Leïla Sy, Kery James et Lettre À La République


Il était une fois Leïla Dixmier, a.k.a Leïla Sy, directrice artistique et réalisatrice, notamment pour le rappeur français Kery James. 2009, quelque part tout près de Paris... Une silhouette gracieuse telle une princesse Peule se déploie sur le plateau du tournage du clip de Je Représente de Kery James, auquel j’ai eu le plaisir d’être invitée. Attentive, efficace, généreuse, elle force le respect. C’est le souvenir pro, millésimé 2009, que je garde de la talentueuse Leïla Sy qui jongle comme personne entre une vie artistique épanouissante et une vie familiale intense… et qui, tenez-vous le pour dit, nous livrera dans les années à venir quelques pépites d’or de sa mine secrète, planquée entre matière grise et palpitant. Pour l’heure, nous revenons sur sa magnifique collab’ avec le rappeur que l’on disait -un peu vite- assagi et qui effectue un retour plein d’empoigne, avec  un titre fort, Lettre À La République. Et un clip magistral que Leïla co-réalise avec Mathieu Foucher, et qui a été vu 2 millions de fois en quelques jours ! 
Leila Dixmier Leila Sy
Depuis combien de temps êtes-vous DA pour Kery James ?

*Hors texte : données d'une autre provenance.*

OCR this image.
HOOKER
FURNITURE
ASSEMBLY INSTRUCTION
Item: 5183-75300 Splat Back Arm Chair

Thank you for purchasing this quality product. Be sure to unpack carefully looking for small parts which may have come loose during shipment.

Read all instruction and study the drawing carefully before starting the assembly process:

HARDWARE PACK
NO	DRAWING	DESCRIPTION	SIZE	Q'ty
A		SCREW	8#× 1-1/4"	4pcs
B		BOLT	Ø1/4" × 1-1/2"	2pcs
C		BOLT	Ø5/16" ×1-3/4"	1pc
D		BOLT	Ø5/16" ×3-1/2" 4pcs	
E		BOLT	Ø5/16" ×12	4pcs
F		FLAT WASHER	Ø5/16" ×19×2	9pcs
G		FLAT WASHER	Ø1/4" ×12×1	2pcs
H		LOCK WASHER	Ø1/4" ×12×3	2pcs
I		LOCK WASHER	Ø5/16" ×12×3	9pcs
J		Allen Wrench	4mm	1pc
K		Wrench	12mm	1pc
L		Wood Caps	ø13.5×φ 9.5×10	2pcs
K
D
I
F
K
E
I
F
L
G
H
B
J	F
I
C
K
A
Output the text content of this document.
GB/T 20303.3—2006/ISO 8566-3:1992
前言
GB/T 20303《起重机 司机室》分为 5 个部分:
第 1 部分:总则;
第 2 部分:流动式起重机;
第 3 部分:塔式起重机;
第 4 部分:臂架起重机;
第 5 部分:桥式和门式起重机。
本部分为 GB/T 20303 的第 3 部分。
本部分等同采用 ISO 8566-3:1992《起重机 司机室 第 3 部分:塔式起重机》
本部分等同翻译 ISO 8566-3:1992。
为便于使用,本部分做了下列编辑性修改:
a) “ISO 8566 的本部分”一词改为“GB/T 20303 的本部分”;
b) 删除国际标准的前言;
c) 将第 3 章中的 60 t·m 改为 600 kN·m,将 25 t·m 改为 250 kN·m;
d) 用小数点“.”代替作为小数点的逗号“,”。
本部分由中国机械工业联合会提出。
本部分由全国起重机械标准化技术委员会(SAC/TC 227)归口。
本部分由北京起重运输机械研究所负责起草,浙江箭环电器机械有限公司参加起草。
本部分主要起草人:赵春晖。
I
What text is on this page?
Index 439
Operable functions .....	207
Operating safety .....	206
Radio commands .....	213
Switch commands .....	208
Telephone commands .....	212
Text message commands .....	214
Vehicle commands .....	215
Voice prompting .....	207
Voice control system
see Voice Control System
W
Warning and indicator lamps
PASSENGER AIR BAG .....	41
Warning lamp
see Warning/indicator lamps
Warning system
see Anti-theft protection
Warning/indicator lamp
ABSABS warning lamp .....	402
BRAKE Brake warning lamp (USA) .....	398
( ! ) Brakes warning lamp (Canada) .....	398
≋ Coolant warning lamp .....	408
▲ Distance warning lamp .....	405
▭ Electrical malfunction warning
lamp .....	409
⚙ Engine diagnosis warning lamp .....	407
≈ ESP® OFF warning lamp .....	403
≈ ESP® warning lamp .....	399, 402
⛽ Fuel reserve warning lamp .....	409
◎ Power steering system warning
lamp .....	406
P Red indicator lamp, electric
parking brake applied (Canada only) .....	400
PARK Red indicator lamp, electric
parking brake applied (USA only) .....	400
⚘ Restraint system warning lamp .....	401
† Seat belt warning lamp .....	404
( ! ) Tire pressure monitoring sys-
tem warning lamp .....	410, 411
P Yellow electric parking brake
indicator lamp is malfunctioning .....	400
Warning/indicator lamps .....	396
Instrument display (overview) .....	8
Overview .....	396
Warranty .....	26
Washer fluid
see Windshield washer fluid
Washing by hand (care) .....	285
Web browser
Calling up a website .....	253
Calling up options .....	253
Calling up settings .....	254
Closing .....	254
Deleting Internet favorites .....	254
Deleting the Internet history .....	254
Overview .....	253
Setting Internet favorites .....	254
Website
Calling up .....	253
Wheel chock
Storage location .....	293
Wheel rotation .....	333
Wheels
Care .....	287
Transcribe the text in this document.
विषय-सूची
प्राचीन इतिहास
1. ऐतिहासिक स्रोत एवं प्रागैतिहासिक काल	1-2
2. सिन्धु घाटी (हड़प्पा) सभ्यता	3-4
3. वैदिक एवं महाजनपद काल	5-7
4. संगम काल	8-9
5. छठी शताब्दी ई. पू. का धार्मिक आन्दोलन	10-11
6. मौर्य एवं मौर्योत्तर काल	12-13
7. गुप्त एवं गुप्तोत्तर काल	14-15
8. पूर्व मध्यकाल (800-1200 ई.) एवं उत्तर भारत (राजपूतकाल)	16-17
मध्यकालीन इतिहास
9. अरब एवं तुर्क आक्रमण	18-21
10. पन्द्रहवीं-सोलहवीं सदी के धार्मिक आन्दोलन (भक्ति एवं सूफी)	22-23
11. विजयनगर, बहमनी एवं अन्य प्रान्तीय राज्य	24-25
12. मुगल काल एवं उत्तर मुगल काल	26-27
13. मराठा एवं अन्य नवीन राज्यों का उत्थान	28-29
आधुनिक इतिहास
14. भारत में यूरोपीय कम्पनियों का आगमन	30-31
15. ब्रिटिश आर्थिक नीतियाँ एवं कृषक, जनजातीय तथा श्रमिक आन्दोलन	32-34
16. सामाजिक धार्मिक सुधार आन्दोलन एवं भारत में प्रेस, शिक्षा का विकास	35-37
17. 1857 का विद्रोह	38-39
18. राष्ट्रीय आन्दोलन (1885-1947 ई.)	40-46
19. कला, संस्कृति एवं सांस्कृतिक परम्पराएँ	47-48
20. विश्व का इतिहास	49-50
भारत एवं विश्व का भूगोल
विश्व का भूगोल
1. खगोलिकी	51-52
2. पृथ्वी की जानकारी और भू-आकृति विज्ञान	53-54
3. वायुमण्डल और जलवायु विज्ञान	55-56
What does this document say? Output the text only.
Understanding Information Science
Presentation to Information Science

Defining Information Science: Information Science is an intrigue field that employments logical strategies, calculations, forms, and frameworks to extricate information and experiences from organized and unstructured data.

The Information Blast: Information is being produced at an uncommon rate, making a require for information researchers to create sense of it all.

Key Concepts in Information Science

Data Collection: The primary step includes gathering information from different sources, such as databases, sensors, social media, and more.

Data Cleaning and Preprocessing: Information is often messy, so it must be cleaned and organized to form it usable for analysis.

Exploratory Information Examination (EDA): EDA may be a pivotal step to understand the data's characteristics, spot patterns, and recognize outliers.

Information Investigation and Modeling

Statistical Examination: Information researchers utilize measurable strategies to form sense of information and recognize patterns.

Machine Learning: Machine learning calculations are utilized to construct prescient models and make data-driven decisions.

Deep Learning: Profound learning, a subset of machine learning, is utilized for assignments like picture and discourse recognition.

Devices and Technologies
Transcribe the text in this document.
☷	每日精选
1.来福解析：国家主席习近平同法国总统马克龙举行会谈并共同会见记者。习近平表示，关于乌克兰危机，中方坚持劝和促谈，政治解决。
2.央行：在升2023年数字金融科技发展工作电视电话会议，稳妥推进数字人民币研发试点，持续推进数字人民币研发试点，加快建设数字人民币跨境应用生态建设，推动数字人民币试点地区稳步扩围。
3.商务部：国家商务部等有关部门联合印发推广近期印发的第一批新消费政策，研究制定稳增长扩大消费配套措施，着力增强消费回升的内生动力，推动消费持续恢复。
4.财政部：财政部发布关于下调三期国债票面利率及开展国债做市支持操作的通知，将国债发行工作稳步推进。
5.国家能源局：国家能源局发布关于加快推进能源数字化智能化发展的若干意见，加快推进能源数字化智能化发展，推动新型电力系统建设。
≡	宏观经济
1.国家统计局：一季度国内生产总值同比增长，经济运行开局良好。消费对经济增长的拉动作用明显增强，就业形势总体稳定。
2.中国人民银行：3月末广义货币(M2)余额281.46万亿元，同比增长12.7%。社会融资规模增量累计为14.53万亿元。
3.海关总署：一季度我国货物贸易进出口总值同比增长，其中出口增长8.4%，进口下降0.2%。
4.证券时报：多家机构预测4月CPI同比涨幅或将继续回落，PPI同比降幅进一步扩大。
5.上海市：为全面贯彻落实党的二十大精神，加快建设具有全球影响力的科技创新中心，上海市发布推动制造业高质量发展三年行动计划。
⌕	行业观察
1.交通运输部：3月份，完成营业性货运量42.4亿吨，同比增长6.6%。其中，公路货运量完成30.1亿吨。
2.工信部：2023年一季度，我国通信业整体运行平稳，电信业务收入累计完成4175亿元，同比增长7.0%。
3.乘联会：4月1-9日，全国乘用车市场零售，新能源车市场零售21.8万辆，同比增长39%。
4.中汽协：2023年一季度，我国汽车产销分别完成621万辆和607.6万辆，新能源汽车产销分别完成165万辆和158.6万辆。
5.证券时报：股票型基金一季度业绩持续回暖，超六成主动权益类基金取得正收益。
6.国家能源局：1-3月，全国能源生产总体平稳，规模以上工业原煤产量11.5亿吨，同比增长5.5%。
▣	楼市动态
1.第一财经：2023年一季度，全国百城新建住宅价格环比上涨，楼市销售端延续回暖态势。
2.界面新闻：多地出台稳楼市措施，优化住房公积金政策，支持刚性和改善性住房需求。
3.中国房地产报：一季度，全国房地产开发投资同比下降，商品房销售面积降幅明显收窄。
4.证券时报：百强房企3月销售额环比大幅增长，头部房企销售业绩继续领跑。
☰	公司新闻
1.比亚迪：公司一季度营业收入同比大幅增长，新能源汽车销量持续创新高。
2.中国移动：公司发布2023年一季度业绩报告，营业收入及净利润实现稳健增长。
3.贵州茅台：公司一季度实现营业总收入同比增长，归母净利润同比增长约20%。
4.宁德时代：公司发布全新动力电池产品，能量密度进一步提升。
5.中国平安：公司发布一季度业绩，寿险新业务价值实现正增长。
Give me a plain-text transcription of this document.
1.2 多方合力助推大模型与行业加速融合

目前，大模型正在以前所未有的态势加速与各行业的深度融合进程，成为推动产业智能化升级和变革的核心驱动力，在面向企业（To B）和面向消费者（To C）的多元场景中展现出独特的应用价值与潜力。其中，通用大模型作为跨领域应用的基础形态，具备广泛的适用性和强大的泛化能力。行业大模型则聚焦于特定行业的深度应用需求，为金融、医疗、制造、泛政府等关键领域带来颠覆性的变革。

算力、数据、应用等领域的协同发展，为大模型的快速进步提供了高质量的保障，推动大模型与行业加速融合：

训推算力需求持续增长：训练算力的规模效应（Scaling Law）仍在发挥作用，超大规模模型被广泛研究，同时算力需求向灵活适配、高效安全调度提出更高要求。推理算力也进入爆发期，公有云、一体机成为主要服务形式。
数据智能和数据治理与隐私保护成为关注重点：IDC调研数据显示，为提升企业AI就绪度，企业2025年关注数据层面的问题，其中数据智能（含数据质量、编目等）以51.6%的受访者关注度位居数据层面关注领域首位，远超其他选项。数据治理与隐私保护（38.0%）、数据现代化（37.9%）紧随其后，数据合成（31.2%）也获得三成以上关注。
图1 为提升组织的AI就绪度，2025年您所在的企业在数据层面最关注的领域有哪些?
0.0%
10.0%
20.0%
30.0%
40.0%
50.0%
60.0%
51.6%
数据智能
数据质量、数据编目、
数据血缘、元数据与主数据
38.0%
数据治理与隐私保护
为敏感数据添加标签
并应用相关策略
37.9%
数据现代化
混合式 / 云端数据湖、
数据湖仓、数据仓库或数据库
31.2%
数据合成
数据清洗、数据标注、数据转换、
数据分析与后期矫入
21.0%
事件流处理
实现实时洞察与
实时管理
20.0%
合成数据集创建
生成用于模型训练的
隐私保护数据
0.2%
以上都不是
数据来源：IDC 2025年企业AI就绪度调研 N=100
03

On a commencé à travailler ensemble sur À l’Ombre Du Show Business en 2008, son quatrième album. J’ai conçu des graphismes pour des tee-shirts et pris en charge la réalisation de la photo de l’album. Une relation de confiance s’est instaurée entre nous et j’ai réalisé mon tout premier clip Le Combat Continue Part III. J’ai opté pour une image très sombre, en noir et blanc avec un gros grain, évoquant le bitume. Ensuite, j’ai réalisé le clip de Banlieusards . Je suis partie de l’idée d’un hymne pour les jeunes des quartiers. J’ai utilisé un cadre comme révélateur de parcours de vie. Le résultat donne une galerie de portraits rythmée mettant en exergue des jeunes de quartiers avec une énergie positive qui se manifeste dans leur vie. Une belle aventure humaine !
Votre démarche artistique est également liée à vos convictions n’est-ce pas ?
Je suis amenée à travailler avec des artistes et sur des projets divers. Certains me touchent plus que d’autres. Kery James a mon entière confiance car je soutiens tout chez lui et notamment ses textes. Je pourrais dire qu’à certaines thématiques, on crée une réponse commune. Il me laisse entièrement libre. Je travaille beaucoup en symbiose avec ses textes tout en tâchant d’insérer une image avec un second niveau de lecture. Chaque projet nait d’une concertation, de discussions et de l’élaboration d’une pensée commune, et en toute liberté.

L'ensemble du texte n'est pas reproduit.